Daw Ma Than Sein, a 50-year-old Myro woman, who is also the head of her household, and has five family members, is now sheltering at A Htet Myat Hlay IDP site in Ponnagyun township. She originally comes from Tae Wa village in Kyauktaw township. “We arrived here in 2019 when fighting escalated near our village. We face livelihood difficulties in the camp. However, international organisations provide household kits and necessary items to us. The World Food Programme (WFP) provides us with 17,000 kyats per person monthly. With these supports, we can survive living here.” She says, “We thank PIN and CERA, they renovated the existing latrines in the camp before we could not use them, and the distributed water is much appreciated. Because, during the dry season, we have concerns about water scarcity, and it is hard to get access to it.”

Ensuring access to hygiene kits and hygiene promotion sessions

With support from PIN, CERA conducted a hygiene awareness promotion together with community volunteers in the IDP sites. Nearly a thousand people benefited from the hygiene awareness promotion. The participants gained knowledge of water hygiene, food hygiene, hand washing and latrine hygiene. In addition, they learned about menstrual hygiene management for conflict-affected women and girls in IDP sites.

U Hla Tun and Daw Hla Thar Nu, a couple with three children live in A Htet Myat Hlay IDP site in Ponnagyun township, stating, “We had lack of knowledge on hygiene practices. Previously, we went near the forest for latrine use. But while we are on the site, we cannot go through it. As we followed the hygiene awareness from CERA, we learned how to clean water and food and use the latrines. During the dry season, we faced a water problem. But PIN, its donors and CERA provide enough water through water trucking. We collect the water and use it for our family. Thanks very much for it.”

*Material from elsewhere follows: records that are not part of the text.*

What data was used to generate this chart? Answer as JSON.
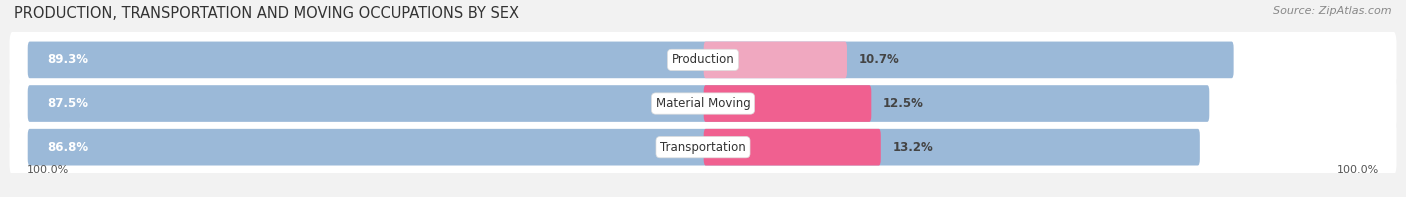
{
  "title": "PRODUCTION, TRANSPORTATION AND MOVING OCCUPATIONS BY SEX",
  "source": "Source: ZipAtlas.com",
  "categories": [
    "Production",
    "Material Moving",
    "Transportation"
  ],
  "male_values": [
    89.3,
    87.5,
    86.8
  ],
  "female_values": [
    10.7,
    12.5,
    13.2
  ],
  "male_color": "#9bb9d8",
  "female_color": "#f06090",
  "female_color_prod": "#f0a8c0",
  "background_color": "#f2f2f2",
  "row_bg_color": "#e8e8e8",
  "title_fontsize": 10.5,
  "source_fontsize": 8,
  "bar_label_fontsize": 8.5,
  "category_fontsize": 8.5,
  "legend_fontsize": 8.5,
  "axis_label_fontsize": 8
}
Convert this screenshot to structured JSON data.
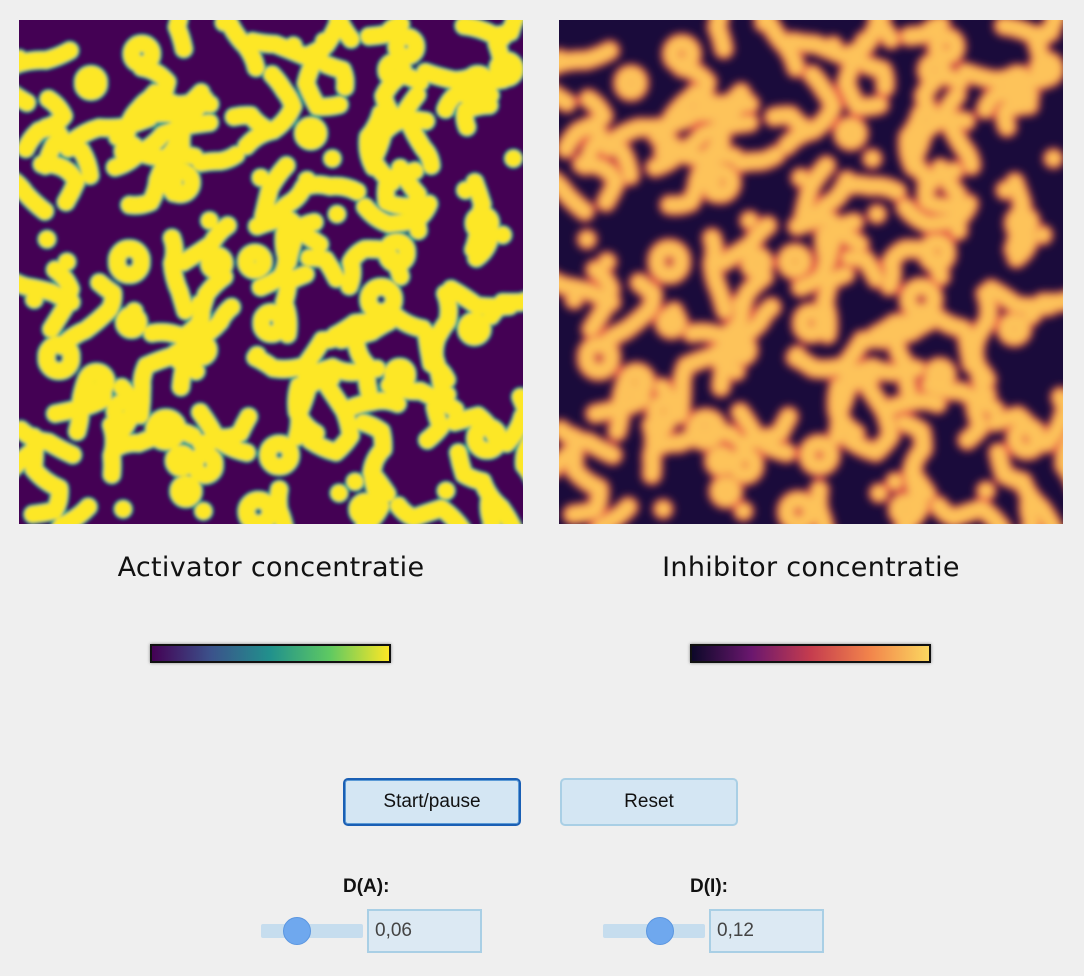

Ma Tin Tin Lei, PIN’s Project Manager, explains: “Drastically, water shortages in the dry season are more consequential to the people who live in the displacement sites in Rakhine State. To cover the seasonal water shortages in Mrauk U, Minbya, Kyauktaw and Ponnagyun townships, PIN, CDN-ZOA and CERA supported water trucking with an average of around 11 litres per person per day. And we distributed water storage tanks and household water filters to get clean drinking water as implemented in approaches by the consortium partners.”

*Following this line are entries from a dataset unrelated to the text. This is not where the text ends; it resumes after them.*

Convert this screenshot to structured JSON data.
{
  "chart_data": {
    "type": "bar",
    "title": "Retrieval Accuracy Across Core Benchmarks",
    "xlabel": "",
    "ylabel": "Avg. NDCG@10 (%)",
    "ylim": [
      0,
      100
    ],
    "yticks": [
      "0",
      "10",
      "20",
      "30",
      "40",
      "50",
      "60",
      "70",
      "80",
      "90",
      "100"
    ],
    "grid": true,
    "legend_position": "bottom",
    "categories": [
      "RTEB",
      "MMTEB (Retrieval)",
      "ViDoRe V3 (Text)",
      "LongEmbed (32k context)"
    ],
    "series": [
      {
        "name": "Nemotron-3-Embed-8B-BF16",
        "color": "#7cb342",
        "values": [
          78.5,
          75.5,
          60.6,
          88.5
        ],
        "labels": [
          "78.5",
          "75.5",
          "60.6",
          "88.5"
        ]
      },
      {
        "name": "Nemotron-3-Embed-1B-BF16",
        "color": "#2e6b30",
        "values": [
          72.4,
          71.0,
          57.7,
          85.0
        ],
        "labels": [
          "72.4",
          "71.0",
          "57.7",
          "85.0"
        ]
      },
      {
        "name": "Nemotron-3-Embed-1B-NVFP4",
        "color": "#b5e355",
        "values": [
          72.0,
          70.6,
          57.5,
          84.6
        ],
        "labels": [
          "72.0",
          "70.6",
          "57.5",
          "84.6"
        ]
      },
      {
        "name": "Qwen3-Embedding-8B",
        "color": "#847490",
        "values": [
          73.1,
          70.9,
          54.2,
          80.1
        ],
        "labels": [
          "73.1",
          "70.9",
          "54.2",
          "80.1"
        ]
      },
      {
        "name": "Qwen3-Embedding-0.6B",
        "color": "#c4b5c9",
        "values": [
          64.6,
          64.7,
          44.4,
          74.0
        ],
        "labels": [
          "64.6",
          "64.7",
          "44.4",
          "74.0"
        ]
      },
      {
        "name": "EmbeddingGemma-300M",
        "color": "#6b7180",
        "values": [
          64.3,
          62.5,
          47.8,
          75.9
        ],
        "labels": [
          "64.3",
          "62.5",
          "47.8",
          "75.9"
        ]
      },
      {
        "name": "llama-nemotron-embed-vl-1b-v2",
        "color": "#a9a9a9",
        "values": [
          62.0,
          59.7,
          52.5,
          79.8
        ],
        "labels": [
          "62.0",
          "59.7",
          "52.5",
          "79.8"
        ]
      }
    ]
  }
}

Tin Lei adds, “Through the household water filter and water treatment solutions, PIN and CERA distributed sawyer water filters to more than 300 households in Ponnagyun township alone. Regarding water quality testing by PIN, we recommend boiling the water from ponds to avoid water-borne diseases. However, with the LifeStraw and Sawyer water filters, people can access safe drinking water.”

Moreover, PIN provided integrated and inclusive assistance through constructing gender and disability segregated latrines, child-friendly hand washing stations, and female bathing stations. We also provided water pipe installation, water tanks, water filters, drainage, water treatment and water supply by water trucking to targeted IDP sites in Mrauk U, Minbya, Kyauktaw and Ponnagyun townships in Central Rakhine State.

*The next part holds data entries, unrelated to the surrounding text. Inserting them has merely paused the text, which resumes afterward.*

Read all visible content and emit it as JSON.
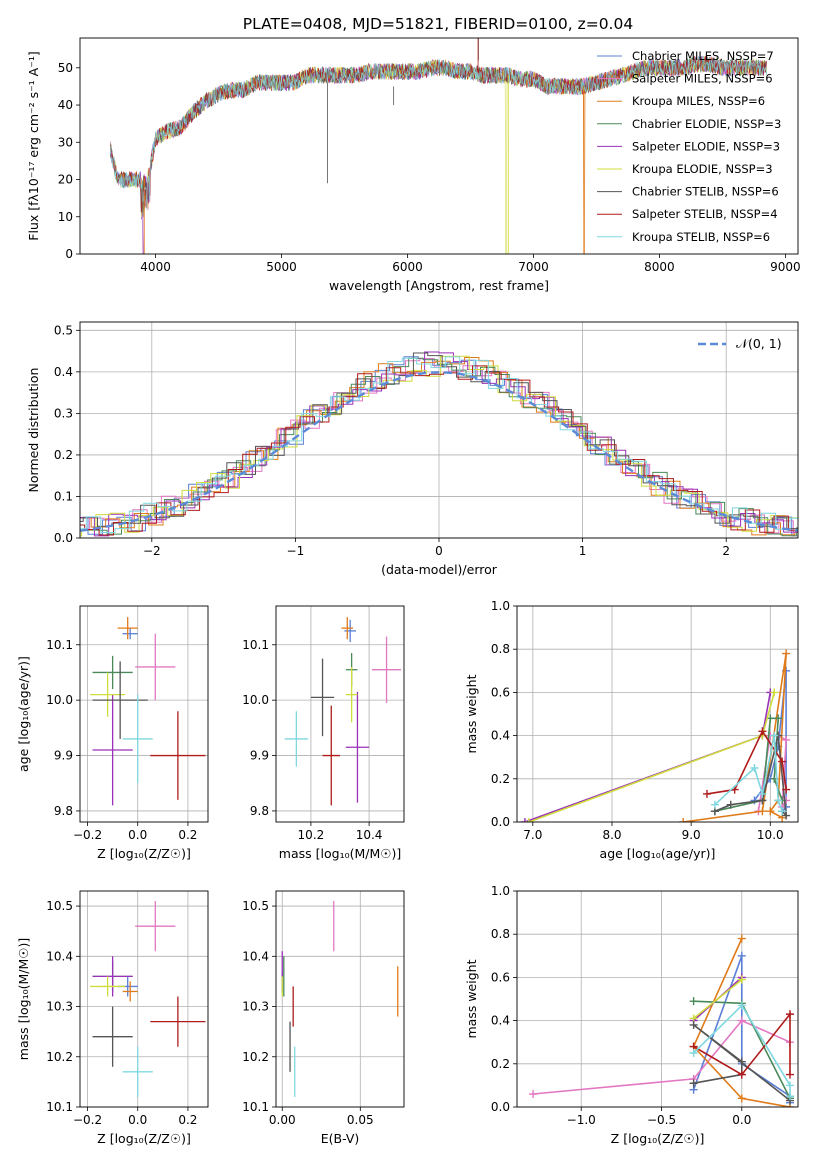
{
  "figure": {
    "title": "PLATE=0408, MJD=51821, FIBERID=0100, z=0.04"
  },
  "chart_data": [
    {
      "id": "spectrum",
      "type": "line",
      "xlabel": "wavelength [Angstrom, rest frame]",
      "ylabel": "Flux [fλ10⁻¹⁷ erg cm⁻² s⁻¹ A⁻¹]",
      "xlim": [
        3400,
        9100
      ],
      "ylim": [
        0,
        58
      ],
      "xticks": [
        4000,
        5000,
        6000,
        7000,
        8000,
        9000
      ],
      "yticks": [
        0,
        10,
        20,
        30,
        40,
        50
      ],
      "grid": false,
      "legend_position": "top-right",
      "x": [
        3640,
        3700,
        3800,
        3900,
        3950,
        4000,
        4100,
        4200,
        4300,
        4400,
        4500,
        4600,
        4700,
        4800,
        4900,
        5000,
        5100,
        5200,
        5300,
        5400,
        5500,
        5600,
        5700,
        5800,
        5900,
        6000,
        6100,
        6200,
        6300,
        6400,
        6500,
        6600,
        6700,
        6800,
        6900,
        7000,
        7100,
        7200,
        7300,
        7400,
        7500,
        7600,
        7700,
        7800,
        7900,
        8000,
        8100,
        8200,
        8300,
        8400,
        8500,
        8600,
        8700,
        8850
      ],
      "values": [
        28,
        20,
        20,
        20,
        22,
        31,
        33,
        34,
        38,
        41,
        43,
        44,
        44,
        46,
        46,
        46,
        46,
        48,
        48,
        48,
        48,
        48,
        49,
        49,
        49,
        49,
        49,
        50,
        50,
        49,
        49,
        48,
        48,
        48,
        47,
        47,
        45,
        45,
        45,
        45,
        46,
        47,
        48,
        49,
        50,
        50,
        50,
        50,
        51,
        51,
        50,
        50,
        50,
        50
      ],
      "series": [
        {
          "name": "Chabrier MILES, N_SSP=7",
          "legend": "Chabrier MILES, NSSP=7",
          "color": "#5b7fd6"
        },
        {
          "name": "Salpeter MILES, N_SSP=6",
          "legend": "Salpeter MILES, NSSP=6",
          "color": "#e377c2"
        },
        {
          "name": "Kroupa MILES, N_SSP=6",
          "legend": "Kroupa MILES, NSSP=6",
          "color": "#e07b1a"
        },
        {
          "name": "Chabrier ELODIE, N_SSP=3",
          "legend": "Chabrier ELODIE, NSSP=3",
          "color": "#4a8a5a"
        },
        {
          "name": "Salpeter ELODIE, N_SSP=3",
          "legend": "Salpeter ELODIE, NSSP=3",
          "color": "#9b30b8"
        },
        {
          "name": "Kroupa ELODIE, N_SSP=3",
          "legend": "Kroupa ELODIE, NSSP=3",
          "color": "#cfdc3c"
        },
        {
          "name": "Chabrier STELIB, N_SSP=6",
          "legend": "Chabrier STELIB, NSSP=6",
          "color": "#555555"
        },
        {
          "name": "Salpeter STELIB, N_SSP=4",
          "legend": "Salpeter STELIB, NSSP=4",
          "color": "#b01c1c"
        },
        {
          "name": "Kroupa STELIB, N_SSP=6",
          "legend": "Kroupa STELIB, NSSP=6",
          "color": "#7fd8e0"
        }
      ]
    },
    {
      "id": "residuals",
      "type": "line",
      "xlabel": "(data-model)/error",
      "ylabel": "Normed distribution",
      "xlim": [
        -2.5,
        2.5
      ],
      "ylim": [
        0,
        0.52
      ],
      "xticks": [
        -2,
        -1,
        0,
        1,
        2
      ],
      "yticks": [
        0.0,
        0.1,
        0.2,
        0.3,
        0.4,
        0.5
      ],
      "grid": true,
      "legend_position": "top-right",
      "legend": "𝒩(0, 1)",
      "reference": {
        "name": "N(0,1)",
        "mean": 0,
        "sigma": 1,
        "color": "#5b8ad6"
      }
    },
    {
      "id": "age-vs-Z",
      "type": "scatter",
      "xlabel": "Z [log₁₀(Z/Z☉)]",
      "ylabel": "age  [log₁₀(age/yr)]",
      "xlim": [
        -0.23,
        0.28
      ],
      "ylim": [
        9.78,
        10.17
      ],
      "xticks": [
        -0.2,
        0.0,
        0.2
      ],
      "xticklabels": [
        "−0.2",
        "0.0",
        "0.2"
      ],
      "yticks": [
        9.8,
        9.9,
        10.0,
        10.1
      ],
      "yticklabels": [
        "9.8",
        "9.9",
        "10.0",
        "10.1"
      ],
      "grid": true,
      "points": [
        {
          "x": -0.03,
          "y": 10.12,
          "xerr": 0.03,
          "yerr": 0.01,
          "series": 0
        },
        {
          "x": 0.07,
          "y": 10.06,
          "xerr": 0.08,
          "yerr": 0.06,
          "series": 1
        },
        {
          "x": -0.04,
          "y": 10.13,
          "xerr": 0.04,
          "yerr": 0.02,
          "series": 2
        },
        {
          "x": -0.1,
          "y": 10.05,
          "xerr": 0.08,
          "yerr": 0.03,
          "series": 3
        },
        {
          "x": -0.1,
          "y": 9.91,
          "xerr": 0.08,
          "yerr": 0.1,
          "series": 4
        },
        {
          "x": -0.12,
          "y": 10.01,
          "xerr": 0.07,
          "yerr": 0.04,
          "series": 5
        },
        {
          "x": -0.07,
          "y": 10.0,
          "xerr": 0.11,
          "yerr": 0.07,
          "series": 6
        },
        {
          "x": 0.16,
          "y": 9.9,
          "xerr": 0.11,
          "yerr": 0.08,
          "series": 7
        },
        {
          "x": 0.0,
          "y": 9.93,
          "xerr": 0.06,
          "yerr": 0.08,
          "series": 8
        }
      ]
    },
    {
      "id": "age-vs-mass",
      "type": "scatter",
      "xlabel": "mass [log₁₀(M/M☉)]",
      "ylabel": "",
      "xlim": [
        10.08,
        10.52
      ],
      "ylim": [
        9.78,
        10.17
      ],
      "xticks": [
        10.2,
        10.4
      ],
      "xticklabels": [
        "10.2",
        "10.4"
      ],
      "yticks": [
        9.8,
        9.9,
        10.0,
        10.1
      ],
      "yticklabels": [
        "9.8",
        "9.9",
        "10.0",
        "10.1"
      ],
      "grid": true,
      "points": [
        {
          "x": 10.335,
          "y": 10.125,
          "xerr": 0.02,
          "yerr": 0.02,
          "series": 0
        },
        {
          "x": 10.46,
          "y": 10.055,
          "xerr": 0.05,
          "yerr": 0.06,
          "series": 1
        },
        {
          "x": 10.325,
          "y": 10.13,
          "xerr": 0.02,
          "yerr": 0.02,
          "series": 2
        },
        {
          "x": 10.34,
          "y": 10.055,
          "xerr": 0.02,
          "yerr": 0.03,
          "series": 3
        },
        {
          "x": 10.36,
          "y": 9.915,
          "xerr": 0.04,
          "yerr": 0.1,
          "series": 4
        },
        {
          "x": 10.34,
          "y": 10.01,
          "xerr": 0.02,
          "yerr": 0.05,
          "series": 5
        },
        {
          "x": 10.24,
          "y": 10.005,
          "xerr": 0.04,
          "yerr": 0.07,
          "series": 6
        },
        {
          "x": 10.27,
          "y": 9.9,
          "xerr": 0.03,
          "yerr": 0.09,
          "series": 7
        },
        {
          "x": 10.15,
          "y": 9.93,
          "xerr": 0.04,
          "yerr": 0.05,
          "series": 8
        }
      ]
    },
    {
      "id": "weight-vs-age",
      "type": "line",
      "xlabel": "age  [log₁₀(age/yr)]",
      "ylabel": "mass weight",
      "xlim": [
        6.8,
        10.35
      ],
      "ylim": [
        0,
        1.0
      ],
      "xticks": [
        7,
        8,
        9,
        10
      ],
      "yticks": [
        0.0,
        0.2,
        0.4,
        0.6,
        0.8,
        1.0
      ],
      "grid": true,
      "series": [
        {
          "series": 0,
          "points": [
            [
              9.8,
              0.1
            ],
            [
              10.0,
              0.2
            ],
            [
              10.1,
              0.35
            ],
            [
              10.2,
              0.7
            ],
            [
              10.2,
              0.07
            ],
            [
              10.15,
              0.05
            ]
          ]
        },
        {
          "series": 1,
          "points": [
            [
              9.85,
              0.05
            ],
            [
              10.0,
              0.4
            ],
            [
              10.1,
              0.4
            ],
            [
              10.2,
              0.38
            ],
            [
              10.15,
              0.07
            ],
            [
              10.2,
              0.1
            ]
          ]
        },
        {
          "series": 2,
          "points": [
            [
              8.9,
              0.0
            ],
            [
              9.9,
              0.05
            ],
            [
              10.2,
              0.78
            ],
            [
              10.1,
              0.1
            ],
            [
              10.0,
              0.05
            ],
            [
              10.15,
              0.02
            ]
          ]
        },
        {
          "series": 3,
          "points": [
            [
              9.3,
              0.05
            ],
            [
              9.9,
              0.1
            ],
            [
              10.0,
              0.48
            ],
            [
              10.1,
              0.48
            ],
            [
              10.05,
              0.2
            ],
            [
              10.15,
              0.1
            ]
          ]
        },
        {
          "series": 4,
          "points": [
            [
              6.9,
              0.0
            ],
            [
              9.9,
              0.4
            ],
            [
              10.0,
              0.6
            ]
          ]
        },
        {
          "series": 5,
          "points": [
            [
              6.95,
              0.0
            ],
            [
              9.9,
              0.4
            ],
            [
              10.05,
              0.6
            ]
          ]
        },
        {
          "series": 6,
          "points": [
            [
              9.3,
              0.05
            ],
            [
              9.5,
              0.08
            ],
            [
              9.9,
              0.1
            ],
            [
              10.1,
              0.4
            ],
            [
              10.2,
              0.03
            ],
            [
              10.15,
              0.05
            ]
          ]
        },
        {
          "series": 7,
          "points": [
            [
              9.2,
              0.13
            ],
            [
              9.55,
              0.15
            ],
            [
              9.9,
              0.42
            ],
            [
              10.15,
              0.28
            ],
            [
              10.2,
              0.15
            ]
          ]
        },
        {
          "series": 8,
          "points": [
            [
              9.3,
              0.08
            ],
            [
              9.8,
              0.25
            ],
            [
              9.9,
              0.13
            ],
            [
              10.05,
              0.4
            ],
            [
              10.1,
              0.1
            ],
            [
              10.15,
              0.05
            ]
          ]
        }
      ]
    },
    {
      "id": "mass-vs-Z",
      "type": "scatter",
      "xlabel": "Z [log₁₀(Z/Z☉)]",
      "ylabel": "mass [log₁₀(M/M☉)]",
      "xlim": [
        -0.23,
        0.28
      ],
      "ylim": [
        10.1,
        10.53
      ],
      "xticks": [
        -0.2,
        0.0,
        0.2
      ],
      "xticklabels": [
        "−0.2",
        "0.0",
        "0.2"
      ],
      "yticks": [
        10.1,
        10.2,
        10.3,
        10.4,
        10.5
      ],
      "yticklabels": [
        "10.1",
        "10.2",
        "10.3",
        "10.4",
        "10.5"
      ],
      "grid": true,
      "points": [
        {
          "x": -0.04,
          "y": 10.34,
          "xerr": 0.04,
          "yerr": 0.02,
          "series": 0
        },
        {
          "x": 0.07,
          "y": 10.46,
          "xerr": 0.08,
          "yerr": 0.05,
          "series": 1
        },
        {
          "x": -0.03,
          "y": 10.33,
          "xerr": 0.03,
          "yerr": 0.02,
          "series": 2
        },
        {
          "x": -0.1,
          "y": 10.36,
          "xerr": 0.08,
          "yerr": 0.03,
          "series": 3
        },
        {
          "x": -0.1,
          "y": 10.36,
          "xerr": 0.08,
          "yerr": 0.04,
          "series": 4
        },
        {
          "x": -0.12,
          "y": 10.34,
          "xerr": 0.07,
          "yerr": 0.02,
          "series": 5
        },
        {
          "x": -0.1,
          "y": 10.24,
          "xerr": 0.08,
          "yerr": 0.06,
          "series": 6
        },
        {
          "x": 0.16,
          "y": 10.27,
          "xerr": 0.11,
          "yerr": 0.05,
          "series": 7
        },
        {
          "x": 0.0,
          "y": 10.17,
          "xerr": 0.06,
          "yerr": 0.05,
          "series": 8
        }
      ]
    },
    {
      "id": "mass-vs-ebv",
      "type": "scatter",
      "xlabel": "E(B-V)",
      "ylabel": "",
      "xlim": [
        -0.004,
        0.078
      ],
      "ylim": [
        10.1,
        10.53
      ],
      "xticks": [
        0.0,
        0.05
      ],
      "xticklabels": [
        "0.00",
        "0.05"
      ],
      "yticks": [
        10.1,
        10.2,
        10.3,
        10.4,
        10.5
      ],
      "yticklabels": [
        "10.1",
        "10.2",
        "10.3",
        "10.4",
        "10.5"
      ],
      "grid": true,
      "points": [
        {
          "x": 0.0,
          "y": 10.35,
          "xerr": 0.0,
          "yerr": 0.02,
          "series": 0
        },
        {
          "x": 0.033,
          "y": 10.46,
          "xerr": 0.0,
          "yerr": 0.05,
          "series": 1
        },
        {
          "x": 0.074,
          "y": 10.33,
          "xerr": 0.0,
          "yerr": 0.05,
          "series": 2
        },
        {
          "x": 0.001,
          "y": 10.36,
          "xerr": 0.0,
          "yerr": 0.04,
          "series": 3
        },
        {
          "x": 0.0,
          "y": 10.37,
          "xerr": 0.0,
          "yerr": 0.04,
          "series": 4
        },
        {
          "x": 0.0,
          "y": 10.34,
          "xerr": 0.0,
          "yerr": 0.02,
          "series": 5
        },
        {
          "x": 0.005,
          "y": 10.22,
          "xerr": 0.0,
          "yerr": 0.05,
          "series": 6
        },
        {
          "x": 0.007,
          "y": 10.3,
          "xerr": 0.0,
          "yerr": 0.04,
          "series": 7
        },
        {
          "x": 0.008,
          "y": 10.17,
          "xerr": 0.0,
          "yerr": 0.05,
          "series": 8
        }
      ]
    },
    {
      "id": "weight-vs-Z",
      "type": "line",
      "xlabel": "Z [log₁₀(Z/Z☉)]",
      "ylabel": "mass weight",
      "xlim": [
        -1.4,
        0.35
      ],
      "ylim": [
        0,
        1.0
      ],
      "xticks": [
        -1.0,
        -0.5,
        0.0
      ],
      "xticklabels": [
        "−1.0",
        "−0.5",
        "0.0"
      ],
      "yticks": [
        0.0,
        0.2,
        0.4,
        0.6,
        0.8,
        1.0
      ],
      "grid": true,
      "series": [
        {
          "series": 0,
          "points": [
            [
              -0.3,
              0.08
            ],
            [
              0.0,
              0.7
            ],
            [
              0.0,
              0.2
            ],
            [
              0.3,
              0.05
            ],
            [
              0.3,
              0.02
            ]
          ]
        },
        {
          "series": 1,
          "points": [
            [
              -1.3,
              0.06
            ],
            [
              -0.3,
              0.13
            ],
            [
              0.0,
              0.4
            ],
            [
              0.3,
              0.3
            ]
          ]
        },
        {
          "series": 2,
          "points": [
            [
              0.0,
              0.78
            ],
            [
              -0.3,
              0.28
            ],
            [
              0.0,
              0.04
            ],
            [
              0.3,
              0.0
            ]
          ]
        },
        {
          "series": 3,
          "points": [
            [
              -0.3,
              0.49
            ],
            [
              0.0,
              0.48
            ],
            [
              0.3,
              0.04
            ]
          ]
        },
        {
          "series": 4,
          "points": [
            [
              -0.3,
              0.4
            ],
            [
              0.0,
              0.6
            ]
          ]
        },
        {
          "series": 5,
          "points": [
            [
              -0.3,
              0.41
            ],
            [
              0.0,
              0.59
            ]
          ]
        },
        {
          "series": 6,
          "points": [
            [
              -0.3,
              0.11
            ],
            [
              0.0,
              0.15
            ],
            [
              0.0,
              0.21
            ],
            [
              -0.3,
              0.38
            ],
            [
              0.3,
              0.03
            ]
          ]
        },
        {
          "series": 7,
          "points": [
            [
              -0.3,
              0.28
            ],
            [
              0.0,
              0.15
            ],
            [
              0.3,
              0.43
            ],
            [
              0.3,
              0.15
            ]
          ]
        },
        {
          "series": 8,
          "points": [
            [
              -0.3,
              0.25
            ],
            [
              0.0,
              0.47
            ],
            [
              0.3,
              0.1
            ],
            [
              0.3,
              0.05
            ]
          ]
        }
      ]
    }
  ]
}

Daw Soe Nu Yee lives in Pu Zun Hpe displacement site in Mrauk U township. “With support from PIN, we are drinking water through the water filters every day. In this year, the water in the ponds rapidly declined, and we cannot get enough for both host communities and ourselves. That is why we thank PIN for distributing water so that we can reduce the cause of water-borne diseases. I attended the hygiene awareness sessions by community volunteers at the sites and shared the knowledge I learned with my family and neighbours. We are living with assistance from international organisations and donors, as we still cannot go back to our village. No one knows when we can go back home. At that moment, we thank PIN and its donors for supporting us.”

People in Need (PIN) worked together through a consortium with CDN-ZOA and CERA, with financial support from Myanmar Humanitarian Fund (MHF) and hygiene kits distribution from UNICEF to bring relief to conflict-affected populations in Central Rakhine State.